The final device though is a bit different. Way back when I wrote about writing tools before, I waxed lyrical about the old Psion devices, the 3a/mx, the Revo and the Siena, that were tiny devices with brilliant keyboards – and how it was surprising that there weren’t any similar things around currently.
And now, there’s a new device coming, the Gemini. They’ve obviously worked from the same kind of viewpoint I had, including partnering with the people who designed the Psion devices. They look really promising, and I hope it’ll be as good as it appears to be.
So hopefully, going on the evidence of preview reviews and so on, the Gemini might just turn out to be a decent replacement for most of the stuff I currently use the phone for. It’ll be interesting to find out, anyway.
Yesterday, I got a text message from O2, telling me that they were going to be closing their TuGo app (an app that allows phone calls to be made/received through my wifi connection, when the mobile phone signal is bobbins) at the end of November. It gave some options for enabling better alternatives, including their ‘4G & WiFi Calling’ through a range of phones, so it will no longer need a separate app.
That’s all well and good – and TuGo has always been a bag of shite anyway. So I started to go through the process, as ‘detailed’ by O2 of how to get it all set up on my phone.
Except that once I’d enabled it on my phone (or tried to) it told me I needed to do it via the O2 website, to activate it on my account. Bit of a pain in the arse, but OK, let’s get it done.
The page detailed in the message doesn’t actually contain the information necessary. I can see a link explaining how great the 4G and Wifi Calling is, but nothing to activate it.
So, I start up a LiveChat with one of their Tech Gurus, who tell me that it’s still showing I’ve got Tu connected to my account, and that needs to be removed before I can do anything. No worries though, they’ll sort it out.
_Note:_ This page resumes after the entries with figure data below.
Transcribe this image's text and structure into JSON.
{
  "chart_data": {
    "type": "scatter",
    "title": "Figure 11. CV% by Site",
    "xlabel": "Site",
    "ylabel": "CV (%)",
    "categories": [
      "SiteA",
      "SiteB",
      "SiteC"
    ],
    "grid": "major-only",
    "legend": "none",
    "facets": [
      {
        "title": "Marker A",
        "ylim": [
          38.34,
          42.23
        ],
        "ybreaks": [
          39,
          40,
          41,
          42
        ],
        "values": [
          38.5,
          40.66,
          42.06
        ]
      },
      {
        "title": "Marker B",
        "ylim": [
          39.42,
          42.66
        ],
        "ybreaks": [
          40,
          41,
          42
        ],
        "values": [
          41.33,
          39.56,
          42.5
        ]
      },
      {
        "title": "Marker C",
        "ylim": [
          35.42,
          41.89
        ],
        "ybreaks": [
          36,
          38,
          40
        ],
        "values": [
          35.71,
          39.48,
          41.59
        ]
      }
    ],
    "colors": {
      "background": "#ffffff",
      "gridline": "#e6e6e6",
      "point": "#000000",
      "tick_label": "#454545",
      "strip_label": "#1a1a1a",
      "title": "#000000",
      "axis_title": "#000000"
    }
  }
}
Give it about half an hour, reboot the phone, it’ll be done.
Except it wasn’t.
So I got back in touch with O2, this time by phone instead of LiveChat. Oh dear, oh dear.
I (eventually) got through to another of their Tech Gurus, who again says that Tu is still connected to my account, and that I have to uninstall the TuGo app on my phone in order to get rid of the connection. No idea why the previous tech person said they could do it, that’s not possible, it can only be done from your phone, sir.
So I uninstall the app, in the usual way. Oh no, sir, you haven’t uninstalled it. You’ll need to go back to the app store, reinstall the app so you can uninstall it. (Eh? What?) Yes, you’ll need to reinstall the app – you didn’t uninstall it, “you just deleted the little picture on your phone”. That’s a direct quote. From a Tech “Guru”. Who doesn’t appear to even know the word “icon”.
So. Let’s see how this goes. Phone call goes to speakerphone, so I can go through the process while the “Guru” is still on the call, and telling me what I need to do. I reinstall the app – and in order to get in to it, I have to rebuild the connection and association with my number – because uninstalling the app has got rid of all that information . Which is exactly as it should be.
I rebuild the connection, then go into the app’s Settings and Delete the Account. The Guru says “Oh there we go, I can see you’ve now uninstalled the app”. No, I haven’t, I’ve deleted the account. The app is still installed, I can see it. “No, it’s uninstalled”
All the way through the call, that “Guru” couldn’t tell the difference between “Delete the Account/Connection” and “Uninstall the App”.
It’s resulted in two further interactions with layers of O2 management, telling them the problems, fixing the issues, and generally getting it more sorted.
And all the way through this, all it would have taken was for that “My Device” webpage saying “You’ve still got an active connection to TuGo – you need to remove that before we can progress. Here’s how.” That would’ve fixed everything, and I wouldn’t have needed to speak to O2 at all, let alone a total of four times.
Sometimes I just despair of people, and companies.